Thursday, June 30, 2011

Gays Bolster the Tradition of Marriage

I might be a little behind on this... but didn't New York just pass gay marriage?! Woah. I almost missed it considering the cover of the New York Post:



Anyway....

I was perusing the Huffington Post and I found THIS article. Rabbi Shmuley thinks its funny that while gays are pushing the traditional institution of marriage, heteros are afraid of hardcore commitment. Just today one of my buddies said, "Why would I get married? I'm having sex." Obviously, there is more to marriage than sex. More to relationships than sex. More to commitment than sex. And more to love than sex. I found the article pretty compelling and kind of challenging as a straight person. We sure do take our straight relationships for granted.

Sort of on the other side I came across THIS blog entitled "Sex is good, Sex is Great" (pt. 1, 2, 3) (also where I got the photo from). And this guy is advocating for pre-marital sex, bashing some crazy Christians, and is not so interested in marriage. I found the comments very enlightening as well. I think my main concerns/questions for him would be

1. What is marriage? (What's it for? Is it necessary? etc?) Because he seems to be advocating for premarital sex, and not advocating for marriage really at all. And I guess I agree with him, atheists shouldn't feel any pressure to get married or not have sex before they are married. So what's the point of marriage? Should we keep it around?

(Sure, I have my Christiany answer in my head, but I'll spare you)
As far as I can tell it's a public commitment usually under some governing body (government, religion, culture, you name it). Without the governing body defining it somehow, then I guess it's a lifetime partner that you communicate with and figure out whatever marriage is for the two of you (monogamy or not, kids or not, finances, extended family, the list is endless). Then there's the whole kid issue... Cause once you have one of those, life/marriage/relationships/family/sex/commitment gets multiplied in complication (c.f. Babies are not a myth). And chances are you're just going to pass down the poopstorm to your babies.

2. What is sex? This is more a question I have for the Christians he is tirading against. Dude, get some definitions. Because you will come to find Christians with a "no touching policy" all the way to "duh, I have sex" and everything in between in all traditions, full of guilt or guiltless, and all with a rational to irrational argument all using the same sources. Isn't it wonderful? I love living in paradox. (I also found Scarleteen an interesting sex ed reference.)

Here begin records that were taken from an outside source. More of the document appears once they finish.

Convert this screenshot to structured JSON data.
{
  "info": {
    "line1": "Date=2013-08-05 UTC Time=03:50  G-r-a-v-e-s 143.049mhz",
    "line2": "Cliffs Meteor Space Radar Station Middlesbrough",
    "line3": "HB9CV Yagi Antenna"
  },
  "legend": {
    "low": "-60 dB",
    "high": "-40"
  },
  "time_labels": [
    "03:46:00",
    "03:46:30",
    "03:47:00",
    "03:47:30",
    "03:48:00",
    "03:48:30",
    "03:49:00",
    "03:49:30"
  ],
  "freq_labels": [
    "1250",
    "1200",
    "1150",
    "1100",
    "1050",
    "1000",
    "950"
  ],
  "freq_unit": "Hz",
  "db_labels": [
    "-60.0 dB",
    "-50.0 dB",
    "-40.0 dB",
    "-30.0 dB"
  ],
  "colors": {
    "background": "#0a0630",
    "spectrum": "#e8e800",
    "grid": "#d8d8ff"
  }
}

Any ideas here? Should we all be pulling for institutionalized marriage or de-institutionalized marriage? What does it mean? As far as human history goes, it's pretty recent that we've gained the ability to choose are partners, and in many parts of the world the privilege still doesn't exist. Maybe we need to go back to bartering our sexuality for land and animals, or arranged marriages to keep peace between tribes. Maybe we'll never figure it out. Maybe committed monogomous loving post marital sexual relationships with lots of babies is the best way to go. Or maybe not?

Bleh.

Tuesday, June 21, 2011

Love

I went to take a walk during work, and was praying about a plateaued kind of feeling. I'm pretty happy with how happy I am. God and I are good. Boifren and I are good. Fam's good. Friend's good. Church, could be better, but still good. I found myself praying for more joy, more love, and trying to figure out what to do next. What more do I do?

This led my thoughts into, "Well, what's the most important thing?" Answer: Love. Well, that's vague. Everyone has a different idea of what love is. I thought about what love is for my evangelical church. It's telling people Jesus loves them (and if they don't accept him, then to hell). It's also doing nice things for people, being there for people, etc. Though I feel as though "the people" they go for are of a certain type, or just whatever God tells them, c.f. "Treasure Hunting". Love for God is quiet time (consisting of prayer and Bible reading) and being excited or super sad during rock out worship.

My evangelical church's view of love is NOT my favorite. I do not like it. I do not want to do it.

Other things that I think come up in church when talking about love are obedience, justice, turning the other cheek, being non-judgmental, care for everything, sacrifice, commitment, forgiving... it might be feeling, or it might not be a feeling. It is an action. It shouldn't yield negative stuff (at least in the grand scheme of things). It's never ending. It holds things together. It's Harry Potter's power against Voldemort. It's a mystery. It's God.

Well, no one person can ever hope to be all those things (not to mention God). It's overwhelming! And sometimes some of those things conflict and fight with each other! It's annoying! "So which is most important?" I wondered. And I think the answer is probably whatever I am best at. And the answer for you, is probably whatever you are best at. Do that. It's love.